L’intelligence dell’Estonia, nel suo ultimo rapporto, descrive chiaramente l’intento della Cina di dividere l’Ue dagli Usa. Le armi che la potenza asiatica userà in Europa, secondo gli analisti estoni, saranno sempre più l’ascendente personale di Xi Jinping (di cui viene notato il “crescente culto della personalità”), la disinformazione (particolarmente attiva durante i primi mesi di pandemia di Covid-19) e la dipendenza tecnologica dalla rete 5G cinese, lo spionaggio informatico e il furto di segreti industriali.

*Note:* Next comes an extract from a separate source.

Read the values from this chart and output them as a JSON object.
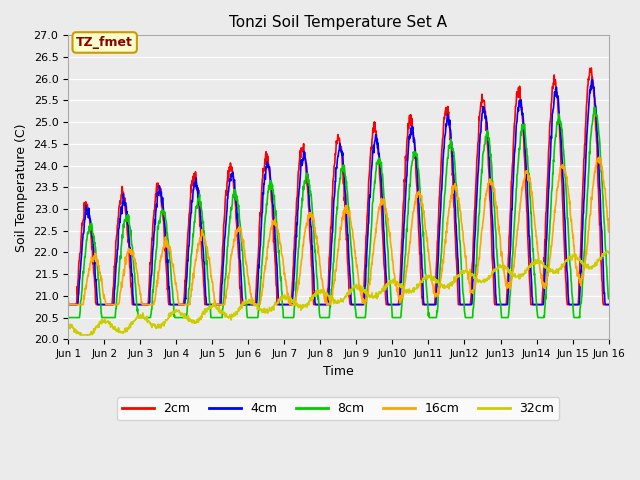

La Lituania ha preso sul serio la minaccia della Cina e ha deciso di rivedere le relazioni con Pechino. La prima mossa, eclatante, è l’apertura dell’ufficio di rappresentanza di Taiwan a Vilnius. La cooperazione fra la piccola nazione ex sovietica (indipendente dal 1990) e l'isola che non intende farsi assorbire dalla Repubblica Popolare Cinese (da cui è separata, di fatto, dal 1949) è consolidata anche da una comune esperienza di lotta al totalitarismo. E va completamente in controtendenza rispetto al lento e graduale ritiro dei riconoscimenti diplomatici all'"altra Cina", da parte dei Paesi che ancora la accreditavano come legittimo governo cinese. Attualmente il governo di Taipei mantiene relazioni diplomatiche solo con 16 Paesi (inclusa la Lituania).

Pechino ha risposto immediatamente, con il ritiro dell’ambasciatore. Ieri, in un durissimo articolo del quotidiano di Partito in inglese, il Global Times, “La Lituania è un piccolo Paese europeo di tre milioni di abitanti, forse quello con i più forti sentimenti anti-russi. La Cina deve far lega con Russia e Bielorussia e punire la Lituania che non è altro che un cane da guardia degli interessi americani”. Se non è un avvertimento, è qualcosa di molto simile.